A full second, against her, was an eternity. He still lost the exchange. But he'd bought the second.
By the end of it his arms were shaking and his shirt was soaked through and the bruise on his forearm from yesterday had a new one layered over it. He sat down on the parapet ledge — without being told this time — and Yvaine sheathed the katana and stood looking out at the city, the way she had yesterday.
"You're catching up faster than I expected," she said.
"Is that good or bad."
"It's accurate." She glanced at him. "I don't deal in good or bad. Just accurate."
He almost smiled. Didn't, quite. "We move to a new base tomorrow," he said. "Casa de Esperanza. Bigger. More defensible."
Something flickered behind her eyes — there and gone too fast for him to read it. "I know," she said.
"You've been watching that too."
"I watch most things."
He looked at her for a moment. "Will you still be here? After we move?"
She didn't answer immediately. The morning wind moved her hair, and she let it this time, watching the smoke that still hadn't fully cleared from the eastern gate.
"I haven't decided," she said finally. "Casa de Esperanza is further from where I've been staying. The distance would make this—" she gestured slightly between them, "—less convenient."
"You could stay closer."
"I could."
"Is that a yes."
She looked at him with that expression that gave nothing away for free, and for the first time since he'd met her, something underneath it seemed almost like hesitation — quickly buried, but present.

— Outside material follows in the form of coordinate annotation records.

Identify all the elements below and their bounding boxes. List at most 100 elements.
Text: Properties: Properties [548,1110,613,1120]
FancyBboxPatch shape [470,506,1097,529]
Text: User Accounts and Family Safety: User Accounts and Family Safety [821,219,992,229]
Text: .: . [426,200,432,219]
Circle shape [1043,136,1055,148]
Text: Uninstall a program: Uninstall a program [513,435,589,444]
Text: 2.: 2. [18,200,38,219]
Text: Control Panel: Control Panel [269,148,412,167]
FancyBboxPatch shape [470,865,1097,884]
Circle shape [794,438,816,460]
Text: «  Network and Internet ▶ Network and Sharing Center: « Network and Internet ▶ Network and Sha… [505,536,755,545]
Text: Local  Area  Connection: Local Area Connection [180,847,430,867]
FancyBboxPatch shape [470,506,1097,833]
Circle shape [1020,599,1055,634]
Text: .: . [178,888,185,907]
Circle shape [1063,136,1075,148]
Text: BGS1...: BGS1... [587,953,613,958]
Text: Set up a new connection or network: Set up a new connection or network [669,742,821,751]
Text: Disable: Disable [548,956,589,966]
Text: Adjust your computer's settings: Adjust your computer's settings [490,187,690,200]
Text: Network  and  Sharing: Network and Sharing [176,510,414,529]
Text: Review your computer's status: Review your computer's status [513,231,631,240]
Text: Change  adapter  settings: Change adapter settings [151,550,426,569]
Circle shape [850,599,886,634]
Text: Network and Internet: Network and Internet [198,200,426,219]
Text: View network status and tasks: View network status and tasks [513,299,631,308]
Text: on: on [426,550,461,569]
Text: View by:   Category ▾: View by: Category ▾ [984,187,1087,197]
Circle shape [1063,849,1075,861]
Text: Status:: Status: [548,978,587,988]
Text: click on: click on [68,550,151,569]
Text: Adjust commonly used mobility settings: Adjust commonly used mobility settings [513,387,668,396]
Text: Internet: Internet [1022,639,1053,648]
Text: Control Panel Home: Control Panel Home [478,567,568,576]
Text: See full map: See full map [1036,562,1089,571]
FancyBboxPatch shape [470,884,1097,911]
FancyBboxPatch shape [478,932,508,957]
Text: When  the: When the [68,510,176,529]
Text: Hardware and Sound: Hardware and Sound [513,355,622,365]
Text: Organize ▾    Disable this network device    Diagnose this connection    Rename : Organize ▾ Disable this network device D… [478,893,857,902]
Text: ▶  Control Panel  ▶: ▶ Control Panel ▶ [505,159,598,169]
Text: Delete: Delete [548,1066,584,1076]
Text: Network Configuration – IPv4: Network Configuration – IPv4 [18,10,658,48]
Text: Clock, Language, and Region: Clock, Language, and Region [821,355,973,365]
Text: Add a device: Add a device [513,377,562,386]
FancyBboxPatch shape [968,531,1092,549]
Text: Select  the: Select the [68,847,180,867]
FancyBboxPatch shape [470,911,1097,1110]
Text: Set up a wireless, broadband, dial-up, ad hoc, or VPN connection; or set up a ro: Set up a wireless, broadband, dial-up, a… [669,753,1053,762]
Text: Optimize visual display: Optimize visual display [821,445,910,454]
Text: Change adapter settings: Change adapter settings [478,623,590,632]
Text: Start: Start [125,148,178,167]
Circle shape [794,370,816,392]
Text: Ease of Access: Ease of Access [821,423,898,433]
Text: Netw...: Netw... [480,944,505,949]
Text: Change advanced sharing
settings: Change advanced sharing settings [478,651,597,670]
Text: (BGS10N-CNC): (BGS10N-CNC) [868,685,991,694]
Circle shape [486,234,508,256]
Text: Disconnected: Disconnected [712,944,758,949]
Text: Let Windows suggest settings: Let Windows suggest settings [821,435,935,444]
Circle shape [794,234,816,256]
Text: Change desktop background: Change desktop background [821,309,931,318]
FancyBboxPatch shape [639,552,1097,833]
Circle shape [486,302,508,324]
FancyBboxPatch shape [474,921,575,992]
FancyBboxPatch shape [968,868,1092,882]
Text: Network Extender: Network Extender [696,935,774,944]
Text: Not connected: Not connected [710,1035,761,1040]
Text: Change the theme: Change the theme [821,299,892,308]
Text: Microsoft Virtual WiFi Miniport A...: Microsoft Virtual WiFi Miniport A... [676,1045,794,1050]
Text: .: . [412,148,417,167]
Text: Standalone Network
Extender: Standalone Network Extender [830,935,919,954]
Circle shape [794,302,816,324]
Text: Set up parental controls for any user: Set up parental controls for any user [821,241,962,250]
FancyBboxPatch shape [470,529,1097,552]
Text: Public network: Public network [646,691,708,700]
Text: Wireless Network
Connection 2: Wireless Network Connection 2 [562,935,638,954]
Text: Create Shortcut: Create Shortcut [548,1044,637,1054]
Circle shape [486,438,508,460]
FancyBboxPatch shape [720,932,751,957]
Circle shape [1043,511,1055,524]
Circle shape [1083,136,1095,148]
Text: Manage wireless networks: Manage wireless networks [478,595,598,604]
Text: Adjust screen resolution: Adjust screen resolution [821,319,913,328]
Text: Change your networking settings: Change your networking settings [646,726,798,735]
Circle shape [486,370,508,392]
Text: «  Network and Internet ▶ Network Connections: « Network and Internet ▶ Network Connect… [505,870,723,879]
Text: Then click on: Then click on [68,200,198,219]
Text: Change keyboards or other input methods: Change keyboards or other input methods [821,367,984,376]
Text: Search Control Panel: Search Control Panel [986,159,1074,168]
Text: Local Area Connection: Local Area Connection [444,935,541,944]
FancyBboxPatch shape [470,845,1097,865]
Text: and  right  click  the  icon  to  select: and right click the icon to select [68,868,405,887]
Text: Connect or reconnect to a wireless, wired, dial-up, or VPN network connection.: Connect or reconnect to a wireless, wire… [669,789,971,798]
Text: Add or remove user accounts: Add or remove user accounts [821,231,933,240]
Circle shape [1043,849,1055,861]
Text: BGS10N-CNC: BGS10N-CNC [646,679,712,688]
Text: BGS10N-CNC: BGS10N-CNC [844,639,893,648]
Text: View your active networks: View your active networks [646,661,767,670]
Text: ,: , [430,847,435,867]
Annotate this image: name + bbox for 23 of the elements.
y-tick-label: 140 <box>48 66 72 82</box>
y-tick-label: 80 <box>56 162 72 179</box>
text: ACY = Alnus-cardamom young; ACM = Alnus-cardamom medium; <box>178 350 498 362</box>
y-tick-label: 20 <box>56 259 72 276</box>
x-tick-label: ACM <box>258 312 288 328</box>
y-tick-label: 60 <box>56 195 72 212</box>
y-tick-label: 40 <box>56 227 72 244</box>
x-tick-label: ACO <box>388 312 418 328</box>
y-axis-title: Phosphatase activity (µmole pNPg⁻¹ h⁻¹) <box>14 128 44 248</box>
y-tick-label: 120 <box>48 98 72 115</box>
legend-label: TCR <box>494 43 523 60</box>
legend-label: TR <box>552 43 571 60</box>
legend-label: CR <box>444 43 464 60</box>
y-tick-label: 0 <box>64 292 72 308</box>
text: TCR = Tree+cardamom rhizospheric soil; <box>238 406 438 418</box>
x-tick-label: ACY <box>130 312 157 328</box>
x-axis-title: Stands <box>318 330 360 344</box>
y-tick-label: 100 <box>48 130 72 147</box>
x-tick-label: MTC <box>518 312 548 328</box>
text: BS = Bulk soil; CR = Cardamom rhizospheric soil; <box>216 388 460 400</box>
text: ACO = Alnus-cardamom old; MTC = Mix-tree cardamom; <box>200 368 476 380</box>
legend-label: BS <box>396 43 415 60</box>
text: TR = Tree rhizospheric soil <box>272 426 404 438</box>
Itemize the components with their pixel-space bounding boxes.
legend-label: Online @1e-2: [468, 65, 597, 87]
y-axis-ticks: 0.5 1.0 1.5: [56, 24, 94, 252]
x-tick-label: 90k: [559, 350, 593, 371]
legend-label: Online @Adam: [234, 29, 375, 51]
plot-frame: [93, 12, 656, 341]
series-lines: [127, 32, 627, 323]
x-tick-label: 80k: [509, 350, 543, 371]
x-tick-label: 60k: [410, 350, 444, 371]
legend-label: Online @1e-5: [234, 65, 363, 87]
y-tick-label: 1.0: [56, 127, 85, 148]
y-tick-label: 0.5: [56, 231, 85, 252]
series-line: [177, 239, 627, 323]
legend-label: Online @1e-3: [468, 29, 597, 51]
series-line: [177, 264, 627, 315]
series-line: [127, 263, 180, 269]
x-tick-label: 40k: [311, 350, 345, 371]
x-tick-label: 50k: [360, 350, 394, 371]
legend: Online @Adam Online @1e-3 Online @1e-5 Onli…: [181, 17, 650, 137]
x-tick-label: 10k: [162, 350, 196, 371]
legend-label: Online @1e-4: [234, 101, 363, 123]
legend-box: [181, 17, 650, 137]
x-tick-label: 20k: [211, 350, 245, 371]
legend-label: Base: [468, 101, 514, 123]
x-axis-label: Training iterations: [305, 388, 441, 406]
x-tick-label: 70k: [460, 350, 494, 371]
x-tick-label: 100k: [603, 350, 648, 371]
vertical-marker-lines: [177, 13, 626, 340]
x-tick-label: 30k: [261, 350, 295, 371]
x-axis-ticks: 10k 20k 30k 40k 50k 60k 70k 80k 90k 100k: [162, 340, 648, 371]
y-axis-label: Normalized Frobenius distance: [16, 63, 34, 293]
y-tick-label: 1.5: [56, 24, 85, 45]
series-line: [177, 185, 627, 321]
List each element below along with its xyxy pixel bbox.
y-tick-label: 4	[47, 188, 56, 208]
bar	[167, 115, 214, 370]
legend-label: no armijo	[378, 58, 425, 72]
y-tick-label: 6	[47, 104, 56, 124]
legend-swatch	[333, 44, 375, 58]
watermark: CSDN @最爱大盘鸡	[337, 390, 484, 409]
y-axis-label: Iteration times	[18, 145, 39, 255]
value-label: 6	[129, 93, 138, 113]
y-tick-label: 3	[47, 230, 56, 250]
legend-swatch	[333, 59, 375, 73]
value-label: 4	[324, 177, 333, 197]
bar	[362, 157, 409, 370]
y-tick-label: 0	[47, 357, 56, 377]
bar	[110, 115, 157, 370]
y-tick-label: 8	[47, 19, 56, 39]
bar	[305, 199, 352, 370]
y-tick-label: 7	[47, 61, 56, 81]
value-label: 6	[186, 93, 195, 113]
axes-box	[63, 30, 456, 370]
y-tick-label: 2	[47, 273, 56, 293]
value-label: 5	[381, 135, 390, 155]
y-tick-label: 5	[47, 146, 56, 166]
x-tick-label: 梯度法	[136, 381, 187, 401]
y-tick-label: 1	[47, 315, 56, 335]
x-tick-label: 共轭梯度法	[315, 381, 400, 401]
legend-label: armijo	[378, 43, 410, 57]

"Ask me again when you've moved," she said.
She stood, and walked to the edge of the roof, and this time she paused before going over — just for a second, looking back at him.
"Same time tomorrow," she said. "Wherever you are."
Then she was gone.
Lucian sat on the parapet a while longer, catching his breath, looking at the city waking up below — Intramuros in the early light, old and scarred and somehow, slowly, becoming theirs.
Tomorrow they'd have seven floors and a courtyard and room to actually grow into something.
He wondered, climbing back down, whether that growth might include one more person than they were currently planning for.
He didn't mention it to anyone when he got back. But he thought about it the entire walk home.